Filmes

Crítica | A Grande Mentira

No rolar dos créditos finais de A Grande Mentira de Bill Condon ficará uma sensação gostosa de que acabou de ver um filme, muito mais do que satisfatório. Completo, talvez seja a palavra que se encaixa aqui.

Óbvio, que nenhuma obra é completa, e capaz de abordar tudo o que há, de maneira alguma. Porém, a produção encabeçada pelo diretor americano de 64 anos não se contenta com pouco, e entrega mais do que indicava a receita, mesmo com todo o aspecto modesto que o enredo apresentava, fazendo jus ao título.

A Grande Mentira nos introduz Roy Courtnay (Sir Ian McKellen), um vigarista da terceira idade que encontra seu próximo alvo em Betty McLeish (Dama Helen Mirren), recentemente viúva e dona de uma fortuna. Mas, com a aproximação dos dois, o que poderia ser apenas mais um golpe de Roy, transforma-se em um poço profundo onde não se sabe na realidade quem é o grande mentiroso.

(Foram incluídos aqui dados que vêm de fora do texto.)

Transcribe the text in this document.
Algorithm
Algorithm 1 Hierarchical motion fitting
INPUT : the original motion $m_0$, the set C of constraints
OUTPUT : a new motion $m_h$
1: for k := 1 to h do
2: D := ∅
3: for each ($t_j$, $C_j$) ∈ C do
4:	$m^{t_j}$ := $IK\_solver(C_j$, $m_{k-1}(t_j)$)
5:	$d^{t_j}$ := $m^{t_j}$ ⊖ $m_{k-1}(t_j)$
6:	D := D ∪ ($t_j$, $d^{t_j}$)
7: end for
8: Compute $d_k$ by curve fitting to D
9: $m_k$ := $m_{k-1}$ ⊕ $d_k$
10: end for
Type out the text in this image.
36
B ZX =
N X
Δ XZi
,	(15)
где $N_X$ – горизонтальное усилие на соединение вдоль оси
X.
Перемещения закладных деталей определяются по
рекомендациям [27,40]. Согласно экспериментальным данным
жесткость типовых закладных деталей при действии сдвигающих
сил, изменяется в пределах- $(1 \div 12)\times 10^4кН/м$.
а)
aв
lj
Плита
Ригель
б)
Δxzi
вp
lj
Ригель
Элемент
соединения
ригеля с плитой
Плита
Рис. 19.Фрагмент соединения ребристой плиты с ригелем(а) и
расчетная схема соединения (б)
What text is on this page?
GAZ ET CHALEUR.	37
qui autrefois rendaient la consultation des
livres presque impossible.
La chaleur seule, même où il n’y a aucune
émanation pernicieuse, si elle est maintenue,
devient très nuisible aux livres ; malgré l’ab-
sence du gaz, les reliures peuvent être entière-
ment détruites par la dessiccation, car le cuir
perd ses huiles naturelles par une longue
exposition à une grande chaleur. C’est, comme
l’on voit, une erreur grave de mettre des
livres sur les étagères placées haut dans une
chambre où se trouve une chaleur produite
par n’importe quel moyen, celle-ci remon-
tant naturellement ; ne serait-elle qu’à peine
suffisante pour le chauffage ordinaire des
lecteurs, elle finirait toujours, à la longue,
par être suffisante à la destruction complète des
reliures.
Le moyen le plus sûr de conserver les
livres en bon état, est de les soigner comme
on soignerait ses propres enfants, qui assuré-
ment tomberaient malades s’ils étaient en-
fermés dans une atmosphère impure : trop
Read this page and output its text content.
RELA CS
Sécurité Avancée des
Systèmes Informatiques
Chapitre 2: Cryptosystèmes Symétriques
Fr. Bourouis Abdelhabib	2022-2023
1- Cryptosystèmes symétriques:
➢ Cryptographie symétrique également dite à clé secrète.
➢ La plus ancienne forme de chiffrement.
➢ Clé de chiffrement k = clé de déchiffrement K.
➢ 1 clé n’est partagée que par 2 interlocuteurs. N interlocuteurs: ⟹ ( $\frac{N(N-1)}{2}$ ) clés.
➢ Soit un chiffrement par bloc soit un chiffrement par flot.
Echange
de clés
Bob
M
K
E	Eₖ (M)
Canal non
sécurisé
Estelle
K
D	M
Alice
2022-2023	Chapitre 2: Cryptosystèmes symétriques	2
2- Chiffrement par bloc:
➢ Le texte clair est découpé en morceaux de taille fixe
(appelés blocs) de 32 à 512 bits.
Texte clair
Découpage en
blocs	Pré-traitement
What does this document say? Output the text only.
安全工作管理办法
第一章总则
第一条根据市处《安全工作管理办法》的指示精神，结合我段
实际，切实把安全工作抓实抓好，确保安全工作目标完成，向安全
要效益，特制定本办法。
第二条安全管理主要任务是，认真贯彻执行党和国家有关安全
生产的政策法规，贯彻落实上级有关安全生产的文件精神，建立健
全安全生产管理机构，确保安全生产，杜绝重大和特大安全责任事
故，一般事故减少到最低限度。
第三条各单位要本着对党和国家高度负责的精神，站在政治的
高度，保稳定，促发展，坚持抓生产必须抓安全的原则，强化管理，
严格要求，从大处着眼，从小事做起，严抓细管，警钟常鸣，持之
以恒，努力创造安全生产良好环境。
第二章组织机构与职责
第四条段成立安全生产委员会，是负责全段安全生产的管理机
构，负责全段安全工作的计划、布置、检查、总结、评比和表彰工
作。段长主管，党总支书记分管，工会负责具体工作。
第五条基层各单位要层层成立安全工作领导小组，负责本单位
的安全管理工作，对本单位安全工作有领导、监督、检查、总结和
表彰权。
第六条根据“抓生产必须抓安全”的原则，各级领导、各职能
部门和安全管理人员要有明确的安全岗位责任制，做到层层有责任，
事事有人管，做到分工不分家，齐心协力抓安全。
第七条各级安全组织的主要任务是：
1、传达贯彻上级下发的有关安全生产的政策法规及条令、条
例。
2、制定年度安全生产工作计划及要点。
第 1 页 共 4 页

A versão brasileira do título, A Grande Mentira, cai bem; assim também como na versão original The Good Liar – traduzido literalmente como O Bom Mentiroso. E, por que ambas fazem sentido?

Na nossa versão dá-se a ideia do todo, de que atrás das cortinas se esconde a maior das mentiras apresentadas; enquanto no original, estabelece-se um conceito de competição, ou seja, quem é o melhor em contar mentiras. Bill Condon ampara muito bem ambas as frentes.

Esse clima dual, já é encontrado nos créditos iniciais da obra de Condon, quando temos ambos os protagonistas mexendo em seus perfis de sites de relacionamento, enquanto aparecem os nomes e funções de membros da produção. No entanto, o primeiro determina a noção de modernidade (laptops), ao passo que os escritos dos créditos que lembram fonte de máquina de escrever em papel antigo indicam algo velho. Desta maneira, novo e provecto se misturam, deixando uma aura de dúvida sob os protagonistas.

Muito habilidoso é o roteiro de Jeffrey Hatcher, dado que este instaura o mistério por maneiras diferentes para cada um dos personagens. Por Roy, sabemos desde o começo que ele é um golpista de talento, ainda assim, ao longo da trama vamos descobrindo cada vez mais e mais sobre ele, e pelas habilidades cativantes de McKellen não é fácil discernir qual sua verdadeira história. Em contrapartida, Betty deixa claro que ela é mais do que os olhos podem ver, mas a pergunta é: o que estamos vendo, afinal?

As motivações de Roy são sempre claras, aplicar o golpe que deixará Betty de mãos abanando; agora, a idosa é um enorme ponto de interrogação em A Grande Mentira.

Já que estamos falando de aparências: entra Bill Condon.

O cineasta que tem um currículo cheio, de produções grandes (A Bela e a Fera) e independentes (Sr. Sherlock Holmes, Kinsey – Vamos Falar de Sexo), de acertos (Dreamgirls, Deuses e Monstros) e erros (A Saga Crepúsculo: Amanhecer – Parte 1 e 2), fez mais que a encomenda nesta produção. Há muito mais em A Grande Mentira do que uma história de dois idosos – e suas máscaras – que se aproximam vivendo juntos sob o mesmo teto.

O que cativa no longa de Condon é o fato de seu filme carregar uma leveza, que não se fará presente nos momentos derradeiros. Surpreende o quão profundamente trágico se torna essa história. E, dentro disso, o texto complexo de Hatcher, somados a extrema elegância com que Bill Condon filma, fazem da obra uma jornada prazerosa, de transições que poderiam estilhaçar a experiência. Contudo, a sutileza e sensibilidade do cineasta americano falaram mais alto.

E, olha, A Grande Mentira não falou pouca coisa, não. Existem algumas ramificações, como: o evento da mentira sendo desmantelado inexoravelmente; a frieza crescente que acomete o espírito de uma pessoa mentirosa; ou de que cada mentira tem um preço, e a conta sempre chega no final – nesse momento, a atriz veterana Helen Mirren mostrará uma colher de chá inglês de seu talento cômico.

Todavia, no centro de tudo, revela-se o tema primordial: a incompleta cicatrização de uma ferida. Se o encanto da performance sarcástica – e muito à vontade – de Sir Ian McKellen nos magnetiza; no final, são as lesões internas de Betty que iremos testemunhar, e a Dama Helen Mirren mostra via minimalismo cirúrgico que, como disse Diablo Cody no ótimo Tully (2018), garotas não se curam.

A vida segue em frente, e encontra-se alegria e bem estar, porém, um trauma é um trauma. O chacoalhão do passado, reverbera incessantemente.